Secretário-geral da Comab, Cassiano Moreno afirmou que a maçonaria atual deve “honrar o legado” das gerações anteriores, atuando em um Brasil “cheio de desafios, que ainda convive com desigualdades, violência, intolerância, corrupção, pobreza e a dificuldade de convivermos com quem pensa diferente de nós”.

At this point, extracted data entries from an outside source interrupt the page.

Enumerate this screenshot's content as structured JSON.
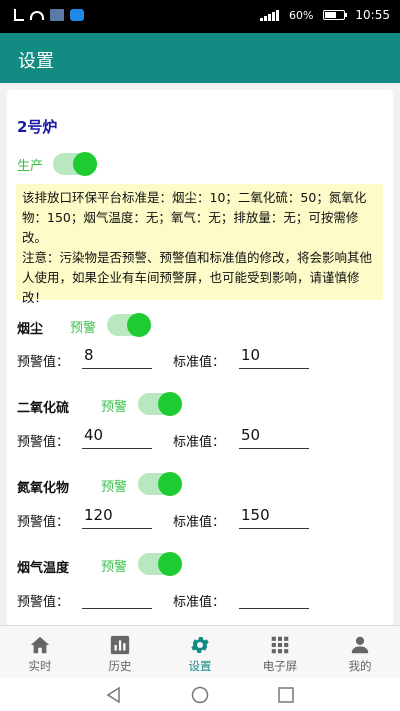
{
  "status_bar": {
    "battery": "60%",
    "time": "10:55"
  },
  "app_bar": {
    "title": "设置"
  },
  "furnace": {
    "name": "2号炉",
    "production_label": "生产",
    "production_on": true
  },
  "notice": {
    "text1": "该排放口环保平台标准是：烟尘：10；二氧化硫：50；氮氧化物：150；烟气温度：无；氧气：无；排放量：无；可按需修改。",
    "text2": "注意：污染物是否预警、预警值和标准值的修改，将会影响其他人使用，如果企业有车间预警屏，也可能受到影响，请谨慎修改！"
  },
  "labels": {
    "warning_toggle": "预警",
    "warning_value": "预警值：",
    "standard_value": "标准值："
  },
  "pollutants": [
    {
      "name": "烟尘",
      "warning_on": true,
      "warning_value": "8",
      "standard_value": "10"
    },
    {
      "name": "二氧化硫",
      "warning_on": true,
      "warning_value": "40",
      "standard_value": "50"
    },
    {
      "name": "氮氧化物",
      "warning_on": true,
      "warning_value": "120",
      "standard_value": "150"
    },
    {
      "name": "烟气温度",
      "warning_on": true,
      "warning_value": "",
      "standard_value": ""
    }
  ],
  "bottom_nav": [
    {
      "label": "实时",
      "icon": "home-icon",
      "active": false
    },
    {
      "label": "历史",
      "icon": "chart-icon",
      "active": false
    },
    {
      "label": "设置",
      "icon": "gear-icon",
      "active": true
    },
    {
      "label": "电子屏",
      "icon": "grid-icon",
      "active": false
    },
    {
      "label": "我的",
      "icon": "person-icon",
      "active": false
    }
  ],
  "colors": {
    "primary": "#128b83",
    "switch_on": "#1ecb30",
    "warning_label": "#3bbf4a",
    "furnace_title": "#1a1aa6",
    "notice_bg": "#fdfbc7"
  }
}
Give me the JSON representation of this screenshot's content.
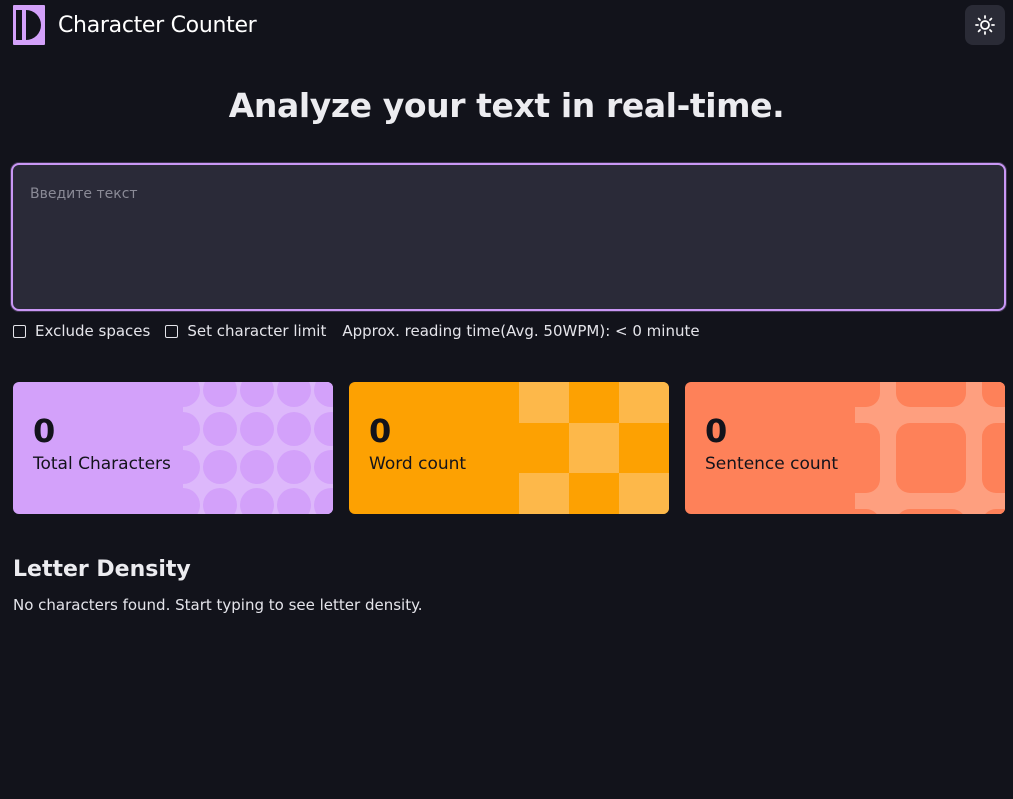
{
  "header": {
    "title": "Character Counter"
  },
  "theme_toggle": {
    "icon": "sun-icon"
  },
  "hero": {
    "headline": "Analyze your text in real-time."
  },
  "text_input": {
    "placeholder": "Введите текст",
    "value": ""
  },
  "options": {
    "exclude_spaces": {
      "label": "Exclude spaces",
      "checked": false
    },
    "character_limit": {
      "label": "Set character limit",
      "checked": false
    },
    "reading_time": "Approx. reading time(Avg. 50WPM): < 0 minute"
  },
  "stats": [
    {
      "value": "0",
      "label": "Total Characters",
      "color": "#d3a1fa"
    },
    {
      "value": "0",
      "label": "Word count",
      "color": "#fda102"
    },
    {
      "value": "0",
      "label": "Sentence count",
      "color": "#fe8159"
    }
  ],
  "density": {
    "title": "Letter Density",
    "empty_message": "No characters found. Start typing to see letter density."
  },
  "colors": {
    "background": "#12131b",
    "accent": "#c997f5",
    "input_bg": "#2a2a38"
  }
}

Adalberto Alízio Eyng, grão-mestre geral adjunto do GOB, afirmou que ser maçom é “ser amante da virtude, da sabedoria e da justiça, é estender a mão a quem sofre, é ser voz diante da injustiça, cultivar a harmonia das famílias e, em especial, promover a concórdia entre os homens”. Presidente da CMSB e grão-mestre da Grande Loja Maçônica do Distrito Federal, Cassiano Teixeira de Morais saudou a união dos representantes da maçonaria brasileira e disse que a instituição está associada não só a grandes transformações sociais, mas também individuais.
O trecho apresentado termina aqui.